There is something so uplifting about gazing upon the visage of a flower ... something that is so tangible yet at the same time so difficult to explain.
I guess that is why I spend way too much time wandering through nature reserves, flower markets and gardens to photograph these magnificent subjects that link us to the earth and allow us to witness the miracle of creation over and over again.
Right from the tiny bright green shoots pushing their way up through the earth in the Spring and maturing into glossy green buds that open and unfurl, revealing their exquisite flowers …
… through to the magnificent orange, gold and red hues of the Autumn leaves falling from the trees to make way for the delicate blossoms of the new season, there is always something magical in the floral world to feed the soul.
Among the many joys I have found in photographing flowers and plants is the anticipation of the changes in light, colour and texture that each new hour, day and season brings.
On the occasions when I have returned the next day to a favourite location, I have found everything to be totally different from the day before – the flowers that were just buds the day before were gloriously open the next morning; the slight breeze that arose overnight gave a new sense of movement and dance to the images from that day; a softer light, filtered through the few gathered clouds played with the bright colours of the petals and imparted a tender, more sensitive feel to the resulting images; and a dull overcast sky the next day deepened the colours and brought out the finer textures and patterns of the plants.
This is the magic of the floral world for me – watching as nature reveals her secrets. Somehow all the stresses and concerns of my everyday life fade into the distance and for a short while I feel incredibly alive, aware and totally in the moment.
Flowers have always been valued for their inspirational beauty and soul-enriching properties and have been depicted in art, literature and music in all religions and in all cultures since the beginning of time.
In Greek mythology, Roses were supposed to have been created when the tears of Aphrodite, the Greek goddess of love, were mixed with the blood of her wounded lover, Adonis. On the other hand, the Romans believed that the rose was created from the blood of Venus.

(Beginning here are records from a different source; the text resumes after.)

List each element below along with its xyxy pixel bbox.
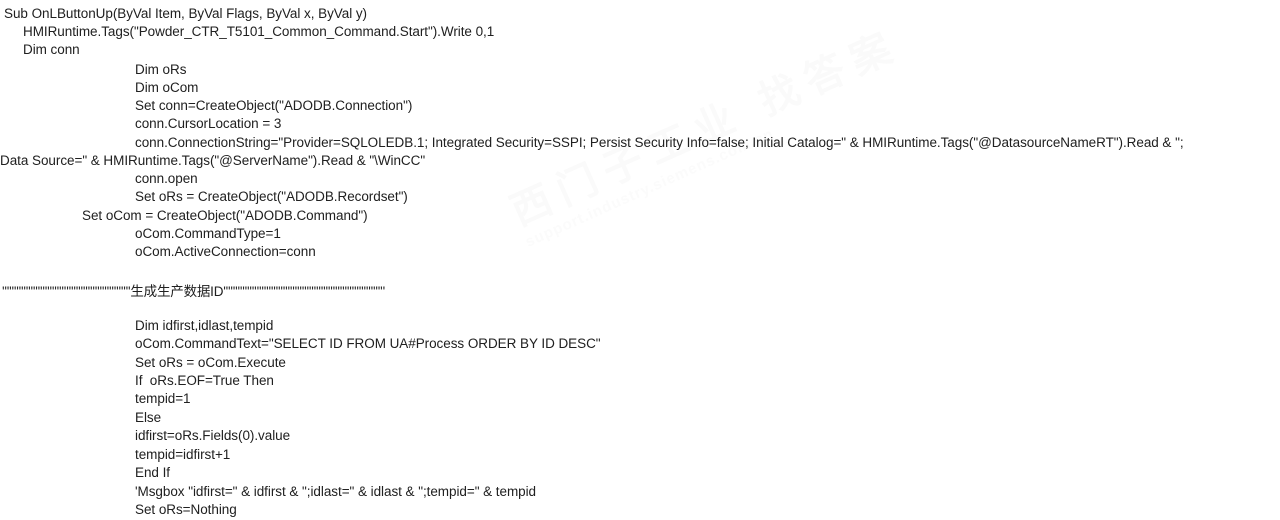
code-line: conn.ConnectionString="Provider=SQLOLEDB… — [135, 135, 1184, 150]
code-line: Set oRs=Nothing — [135, 502, 237, 517]
code-line: oCom.CommandType=1 — [135, 226, 281, 241]
code-line: Dim idfirst,idlast,tempid — [135, 318, 274, 333]
watermark: 西门子工业 找答案 support.industry.siemens.com.c… — [505, 23, 908, 314]
code-line: Set conn=CreateObject("ADODB.Connection"… — [135, 98, 413, 113]
code-line: Set oRs = oCom.Execute — [135, 355, 286, 370]
code-line: If oRs.EOF=True Then — [135, 373, 274, 388]
code-line: idfirst=oRs.Fields(0).value — [135, 428, 291, 443]
code-line: HMIRuntime.Tags("Powder_CTR_T5101_Common… — [23, 24, 495, 39]
code-line: Else — [135, 410, 162, 425]
code-line: Data Source=" & HMIRuntime.Tags("@Server… — [0, 153, 426, 168]
code-line: Dim oCom — [135, 80, 199, 95]
code-line: conn.CursorLocation = 3 — [135, 116, 282, 131]
code-line: Sub OnLButtonUp(ByVal Item, ByVal Flags,… — [4, 6, 367, 21]
code-line: 'Msgbox "idfirst=" & idfirst & ";idlast=… — [135, 484, 537, 499]
code-line: oCom.CommandText="SELECT ID FROM UA#Proc… — [135, 336, 601, 351]
code-line: End If — [135, 465, 170, 480]
code-line: oCom.ActiveConnection=conn — [135, 244, 316, 259]
code-line: Dim oRs — [135, 62, 187, 77]
code-line: Set oCom = CreateObject("ADODB.Command") — [82, 208, 368, 223]
code-line: ''''''''''''''''''''''''''''''''''''''''… — [2, 284, 385, 299]
code-line: tempid=idfirst+1 — [135, 447, 231, 462]
code-line: tempid=1 — [135, 391, 191, 406]
code-line: Set oRs = CreateObject("ADODB.Recordset"… — [135, 189, 408, 204]
code-line: Dim conn — [23, 42, 80, 57]
watermark-english-text: support.industry.siemens.com.cn — [522, 125, 777, 251]
code-line: conn.open — [135, 171, 198, 186]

Henry David Thoreau, American artist, naturalist and essayist believed that we should measure our own health by our sympathy with nature. “If there is no response in you to the awakening of nature – if the prospect of an early morning walk does not banish sleep, if the warble of the first bluebird does not thrill you – know that the morning and spring of your life has passed. Thus may you feel your pulse.”
In another excerpt from one of his journals, Thoreau reminds us that “Heaven is under our feet as well as over our heads” and we should take the time to make our acquaintance with nature, to know her moods and manners. He said often that "one of the most attractive things about flowers was their beautiful reserve".
And perhaps we should all take a little advice from Kahlil Gibran who said:
"Be like the flower. Turn your face to the sun."